The main problem with that plan is that in the current market, finding a house that will rent at a profit after a 6.5% mortgage is much tougher than it was a few years ago.
That’s before considering what if you go a few months with no renters, something major breaks, or you have a bad renter, (I have stories!!!) you can put your profit at serious risk.
This is why most people are not willing to invest a large portion of their savings into a residential rental property.
There are more than a few ways to get into a property with less than 20% down on a risky investment.
Here is a summary of a few of the ideas we discussed in this week’s podcast
House Hacking – Rent every room individually.
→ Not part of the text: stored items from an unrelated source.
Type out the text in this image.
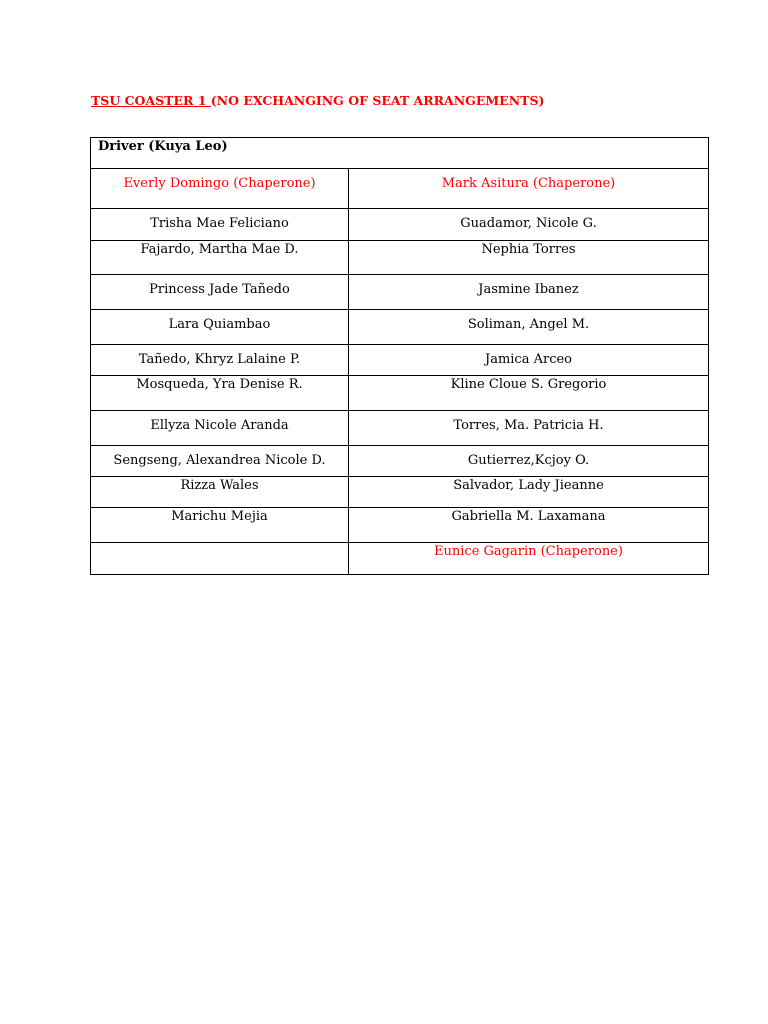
TSU COASTER 1 (NO EXCHANGING OF SEAT ARRANGEMENTS)
Driver (Kuya Leo)	

Everly Domingo (Chaperone)	Mark Asitura (Chaperone)

Trisha Mae Feliciano	Guadamor, Nicole G.

Fajardo, Martha Mae D.	Nephia Torres

Princess Jade Tañedo	Jasmine Ibanez

Lara Quiambao	Soliman, Angel M.

Tañedo, Khryz Lalaine P.	Jamica Arceo

Mosqueda, Yra Denise R.	Kline Cloue S. Gregorio

Ellyza Nicole Aranda	Torres, Ma. Patricia H.

Sengseng, Alexandrea Nicole D.	Gutierrez,Kcjoy O.

Rizza Wales	Salvador, Lady Jieanne

Marichu Mejia	Gabriella M. Laxamana

	Eunice Gagarin (Chaperone)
People are paying up to $1,000 a month for room rentals because the market for cheap rentals is so tough. A 4-5 bedroom house can make serious money with the right setup.
Non-Traditional Partnerships – Instead of buying a house as an individual or as a couple, buy a house with a friend or two and split the expenses. For many, this is much more desirable than renting or taking on a mortgage by themselves.
Own/Airbnb – Tim and I discuss a couple in Annapolis who have a new property with a $2,000 mortgage. They can rent the house for the Naval Academy Graduation and Annapolis Boat Shows for $3,000 a week. During the 4 weeks, they will cover 50% of the annual mortgage.
Traditional Airbnb – People assume Airbnb’s are only for seaside towns or places near major attractions but that’s not true. People rent basements, garage apartments and are also looking for “primitive” sites with no amenities and are willing to pay big bucks. Got an old shed at the back of the property?